L.A. Federal Courthouse Project:
Current Proposal Addresses Space Needs, but Some Security and Operational Concerns Would Remain
GAO-05-158: Published: Dec 20, 2004. Publicly Released: Dec 20, 2004.
Since the early 1990s, the General Services Administration (GSA) and the federal judiciary have been carrying out a multibillion dollar courthouse construction initiative to address the judiciary's growing space needs. To plan for and make funding decisions on projects, Congress, the Office of Management and Budget, and GSA have relied on a rolling 5-year plan prepared annually by the judiciary that prioritizes new courthouse projects based on an urgency score. The urgency score is based on the year a courthouse runs out of space, the number of judges without courtrooms, security concerns, and operational inefficiencies. In recent years, the L.A. courthouse had the highest urgency score in the judiciary's 5-year plan. At a cost of approximately $400 million, the new courthouse is expected to be one of the most expensive projects in the federal government's courthouse construction program to date. In light of the project's significance, GAO was asked: (1) To what extent does GSA's current L.A. courthouse project proposal address the underlying conditions that led to Los Angeles's high urgency score and (2) what construction and other costs, if any, may be required to meet judiciary and related needs in Los Angeles? The Administrative Office of the U.S. Courts and GSA provided technical comments on this report.
GSA's current proposal to construct a new courthouse in Los Angeles, while expanding the judiciary's use of the existing Roybal Federal Building, would address some but not all of the underlying conditions that led to Los Angeles's high urgency score. For example, it would address the judiciary's need for additional space and alleviate some security concerns. There would be space to accommodate the 47 current district and magistrate judges and the 14 additional judges expected by 2011, with room to expand, if needed, for additional judges. The new building would also improve security by providing additional holding cells and separate prisoner walkways and elevators. However, the operational and security concerns related to housing a trial court in multiple buildings (split court) that was a significant factor in Los Angeles's high urgency score would remain. For example, U.S. Marshals Service officials said that a split court would require them to duplicate much of their security equipment and personnel necessary for fulfilling its mission of protecting the courthouses.
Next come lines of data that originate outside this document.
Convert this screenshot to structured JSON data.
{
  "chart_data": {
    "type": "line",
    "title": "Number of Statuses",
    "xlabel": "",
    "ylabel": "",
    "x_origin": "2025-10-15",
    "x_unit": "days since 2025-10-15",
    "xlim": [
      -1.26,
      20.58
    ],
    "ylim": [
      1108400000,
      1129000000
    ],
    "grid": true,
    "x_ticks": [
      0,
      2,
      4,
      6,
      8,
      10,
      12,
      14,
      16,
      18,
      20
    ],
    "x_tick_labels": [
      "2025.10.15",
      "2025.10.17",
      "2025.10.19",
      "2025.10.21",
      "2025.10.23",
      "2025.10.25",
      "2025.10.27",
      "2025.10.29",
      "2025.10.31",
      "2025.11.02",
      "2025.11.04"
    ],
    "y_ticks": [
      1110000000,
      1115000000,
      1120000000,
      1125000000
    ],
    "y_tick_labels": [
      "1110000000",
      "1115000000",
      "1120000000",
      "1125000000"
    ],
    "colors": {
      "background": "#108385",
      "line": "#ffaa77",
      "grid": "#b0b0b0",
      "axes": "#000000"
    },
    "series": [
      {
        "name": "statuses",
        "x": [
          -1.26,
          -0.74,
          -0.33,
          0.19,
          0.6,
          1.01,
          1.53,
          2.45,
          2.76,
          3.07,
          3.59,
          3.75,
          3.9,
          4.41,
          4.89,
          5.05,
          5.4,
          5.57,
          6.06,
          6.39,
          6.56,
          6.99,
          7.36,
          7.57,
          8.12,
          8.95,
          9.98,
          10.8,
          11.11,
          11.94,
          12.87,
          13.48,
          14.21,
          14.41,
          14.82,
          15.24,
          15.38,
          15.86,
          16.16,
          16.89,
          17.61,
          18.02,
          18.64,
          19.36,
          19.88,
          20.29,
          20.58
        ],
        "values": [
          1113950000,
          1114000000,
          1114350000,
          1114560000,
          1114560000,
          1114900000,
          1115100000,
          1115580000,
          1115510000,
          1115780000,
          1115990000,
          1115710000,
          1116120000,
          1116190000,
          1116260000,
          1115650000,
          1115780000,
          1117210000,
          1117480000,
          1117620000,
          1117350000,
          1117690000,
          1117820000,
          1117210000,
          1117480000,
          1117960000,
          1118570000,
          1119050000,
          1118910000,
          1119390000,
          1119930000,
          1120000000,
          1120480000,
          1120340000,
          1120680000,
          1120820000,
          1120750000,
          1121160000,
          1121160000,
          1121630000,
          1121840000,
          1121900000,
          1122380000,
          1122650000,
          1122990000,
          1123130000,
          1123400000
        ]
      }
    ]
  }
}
To meet judiciary and related needs in Los Angeles, the federal government will likely incur additional construction and operational costs beyond the estimated $400 million for the new courthouse. Like other courthouse projects in recent years, GSA officials acknowledge that there is a potential for the L.A. Courthouse to incur future escalation in construction costs due to changes during the design and construction phases, such as increases in raw material and labor costs. Furthermore, additional construction costs will also be incurred to meet the judiciary's space needs over the long term. Preliminary estimates by GSA show that these costs may exceed $100 million. For example, GSA will need to build four additional magistrate courtrooms in the Roybal building and renovate the current courthouse to convert courtrooms into office space for the U.S. Attorneys and other federal agencies. GSA also plans a long-term expansion project to construct seven more courtrooms to meet judiciary space needs by 2031. Judiciary officials also acknowledge that a split court would result in additional operational costs due to duplicate offices and staff in the Roybal building and the new courthouse.